A Short Analysis of Wallace Stevens’ ‘The House Was Quiet and the World Was Calm’

Literature

‘The House Was Quiet and the World Was Calm’ (1946) is one of Wallace Stevens’s finest later poems. In just sixteen lines and eight couplets, Stevens summons the quiet and calm of solitary reading inside a house. You can read ‘The House Was Quiet and the World Was Calm’ here before proceeding to our analysis below.

As with many of Wallace Stevens’s poems, ‘The House Was Quiet and the World Was Calm’ is about the intersection of different sensory experience, and how their combination creates a particular mood or moment. (See his ‘The Idea of Order at Key West’ for another celebrated example.) Specifically, this poem is about how the act of reading, the quiet of the house, and the solitariness of the house-dweller intersect.

‘The House Was Quiet and the World Was Calm’ is a lyric poem reflecting on an experience that will be familiar to many readers of poetry (and readers of this blog): reading late into the night. The house in which this solitary reader reads their book is quiet, and the whole world seems calm. Of course, seems is the key word, but Stevens doesn’t use it: for him, or for the book-reader in the poem, the world was calm. Subjective personal experience appears objectively real.

As the poem develops, everything within it – the book and the reader, the reader and the house, the house and the reader’s mind, and then finally, truth itself with all of the above – merges together into one. This moment, a reader reading a book late into a summer night, seems

to be come ‘truth’ itself. This conclusion is one of many examples of Stevens’s debt to John Keats, whose Grecian urn told him that ‘Beauty is truth, truth beauty; that is all / Ye know on earth, and all ye need to know.’

The metre of ‘The House Was Quiet and the World Was Calm’ is iambic pentameter, as we can observe in the line ‘Was like the con-scious be-ing of the book’ (where the italicised syllables are stressed; the non-italicised unstressed). There are some variations and departures from this ground-plan (as we’d expect from a modern poem, Stevens is trying to convey a loosely colloquial tone), but this is the basic metre for the poem.

So much for metre; but what about form? Those couplets (unrhymed, although hardly arbitrary when we observe that Stevens repeats a number of end-words, namely ‘calm’, ‘book’, ‘page’, ‘itself’, and ‘to be’, as well as the semantic ‘rhyme’ of ‘mind’ and ‘thought’) break the poem into miniature, imagistic statements.

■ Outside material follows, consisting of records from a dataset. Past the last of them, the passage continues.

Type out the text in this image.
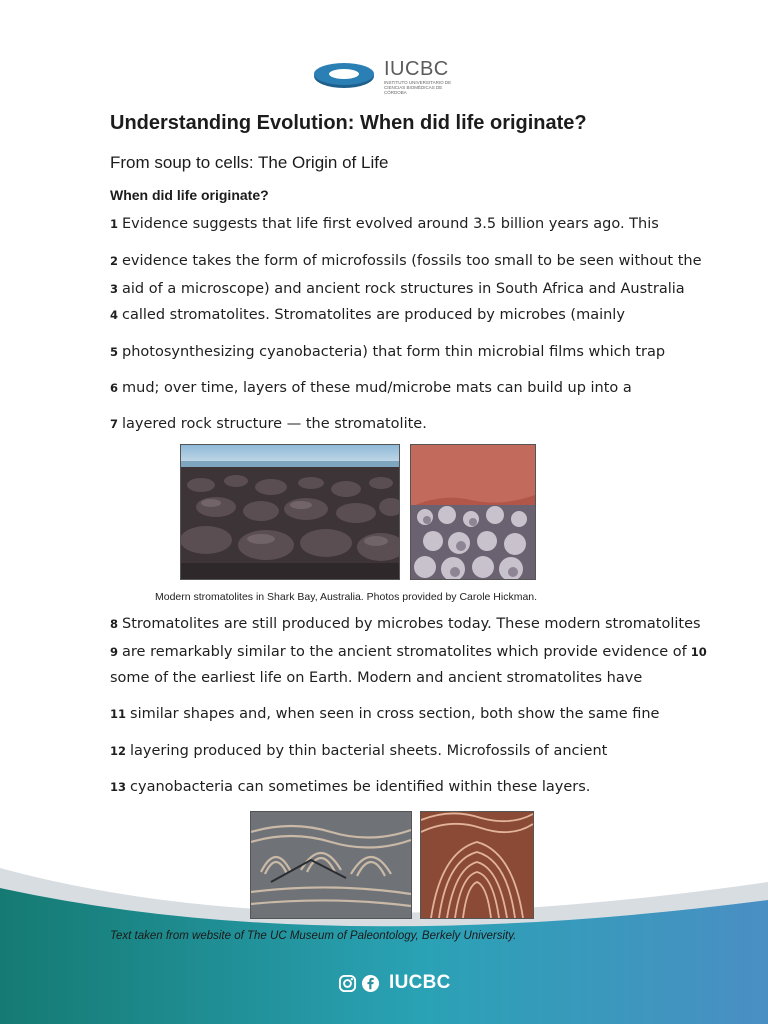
IUCBC
INSTITUTO UNIVERSITARIO DE CIENCIAS BIOMÉDICAS DE CÓRDOBA
Understanding Evolution: When did life originate?
From soup to cells: The Origin of Life
When did life originate?
1 Evidence suggests that life first evolved around 3.5 billion years ago. This
2 evidence takes the form of microfossils (fossils too small to be seen without the
3 aid of a microscope) and ancient rock structures in South Africa and Australia
4 called stromatolites. Stromatolites are produced by microbes (mainly
5 photosynthesizing cyanobacteria) that form thin microbial films which trap
6 mud; over time, layers of these mud/microbe mats can build up into a
7 layered rock structure — the stromatolite.
Modern stromatolites in Shark Bay, Australia. Photos provided by Carole Hickman.
8 Stromatolites are still produced by microbes today. These modern stromatolites
9 are remarkably similar to the ancient stromatolites which provide evidence of 10
some of the earliest life on Earth. Modern and ancient stromatolites have
11 similar shapes and, when seen in cross section, both show the same fine
12 layering produced by thin bacterial sheets. Microfossils of ancient
13 cyanobacteria can sometimes be identified within these layers.
Text taken from website of The UC Museum of Paleontology, Berkely University.
IUCBC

But the repetition is worth dwelling on. In our analysis of ‘The Idea of Order at Key West’, we observed that the repeated end-words create the same rhythm and ‘feel’ of the sestina verse form, although Stevens’s poem is not a sestina. Did he have the sestina form in mind when he wrote ‘The Idea of Order’? Perhaps. Similarly, one wonders if Stevens was drawing on the villanelle form for ‘The House Was Quiet and the World Was Calm’. In a villanelle, the same two lines of verse are repeated (sometimes with minor variations to wording) throughout the poem at regular intervals. These two lines act as refrains, and first appear in the very first stanza of the villanelle (as the first and final lines of that stanza). Here’s an example from Edwin Arlington Robinson, called ‘The House on the Hill’:

They are all gone away,
The House is shut and still,
There is nothing more to say.

Through broken walls and gray
The winds blow bleak and shrill:
They are all gone away.

Nor is there one to-day
To speak them good or ill:
There is nothing more to say.

Why is it then we stray
Around the sunken sill?
They are all gone away,

And our poor fancy-play
For them is wasted skill:
There is nothing more to say.

There is ruin and decay
In the House on the Hill:
They are all gone away,
There is nothing more to say.

We chose this example because it’s about a house, like Stevens’s poem; but it’s worth pointing out that, when the villanelle really became popular among English and American poets (from the 1930s onwards), iambic pentameter – the same metre as Stevens employs in ‘The House Was Quiet and the World Was Calm’ – was more commonly used than the shorter trimeter used by Robinson in the above poem.

Still, we can see how Stevens’s poem summons the spectre of the villanelle. It’s just that he doesn’t stick as rigidly to the refrains or their placing within his poem, and his stanzas have two lines instead of three. But the two refrains – which centre, respectively, on the house as a locus of ‘calm’ and on the reader reading the book – are there in that first stanza, in the first and last lines of that stanza; they are there in the final two lines of the poem, as they are in a villanelle; and in between, Stevens returns again and again to the calm house and the reader and the book.